My social studies teacher had told us that the government is set up that we stay in the same social status that we were born in. I, however, am not going to let that happen. I can take control of my own path if I really wanted to, and I will. I'm going to get the tools needed to climb my way up the next mountain called college, and it'll be one that I want to go to.

Thank you in advance! And I'm actually not sure if this should be for the first prompt, it sounds like it could be for the second prompt too which is:

Tell us about a personal quality, talent, accomplishment, contribution, or experience that is important to you. What about this quality or accomplishment makes you proud and how does it relate to the person you are?
Grace430 1 / 3  
Nov 15, 2010   #2
"My mom worked twelve hours a day for the three of us, and I rarely saw her. Soon, my dad started working at a nursing home, and practically lived there too. She, like my dad, took care of an elderly woman."

Don't you mean "He, like my mom, took care..."?

"Now that college is near, I've been stressing about how I'm going to pay for college. It really alarmed the people closest to me, and I felt that I should take that risk and just tell them."

I think you should rewrite to something like: "Since paying for college alarmed all of my close friends, I became worried too; I felt that I should take a risk and told them of my situation."

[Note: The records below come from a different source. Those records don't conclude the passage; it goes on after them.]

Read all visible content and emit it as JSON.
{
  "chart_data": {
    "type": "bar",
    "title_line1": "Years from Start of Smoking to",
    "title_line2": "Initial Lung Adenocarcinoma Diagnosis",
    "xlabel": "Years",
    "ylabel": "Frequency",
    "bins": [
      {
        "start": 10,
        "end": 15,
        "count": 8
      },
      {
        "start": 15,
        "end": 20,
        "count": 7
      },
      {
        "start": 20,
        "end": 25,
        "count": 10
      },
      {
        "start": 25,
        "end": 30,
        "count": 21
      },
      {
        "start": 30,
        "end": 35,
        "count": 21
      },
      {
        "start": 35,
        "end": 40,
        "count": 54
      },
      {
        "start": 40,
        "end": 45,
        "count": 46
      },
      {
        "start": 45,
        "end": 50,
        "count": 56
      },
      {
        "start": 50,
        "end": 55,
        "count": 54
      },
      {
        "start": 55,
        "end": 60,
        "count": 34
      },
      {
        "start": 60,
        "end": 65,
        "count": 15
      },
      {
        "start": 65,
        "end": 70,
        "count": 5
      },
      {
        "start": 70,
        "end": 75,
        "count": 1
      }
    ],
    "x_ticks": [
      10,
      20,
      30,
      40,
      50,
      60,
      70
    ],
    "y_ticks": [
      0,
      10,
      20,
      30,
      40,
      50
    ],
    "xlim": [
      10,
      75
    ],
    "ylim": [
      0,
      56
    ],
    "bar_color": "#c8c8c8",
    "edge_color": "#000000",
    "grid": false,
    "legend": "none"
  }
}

OR take out the "and" and replace with "so".

good luck~!
EF_Kevin 8 / 13,321 129  
Nov 25, 2010   #3
My mom had come here two ...

...a chance at opportunities better than the ones they had. better future than they did.

Since we were still waiting for our immigration case to be processed, they have had to accept any job they can could get because they haven't hadn't gotten the papers yet.

It's truly amazing how they put themselves aside, and took whatever jobs wer e available.---Yes, it is!!

I was never open with my ideas, though -- never shared my secret with anyone. though .

I can take control of my own path if I really wanted want to, and I will.

...and it'll be one that I want to go to.---I think you can improve this ending!! But the essay is great. I hope you and your family find a lot of success!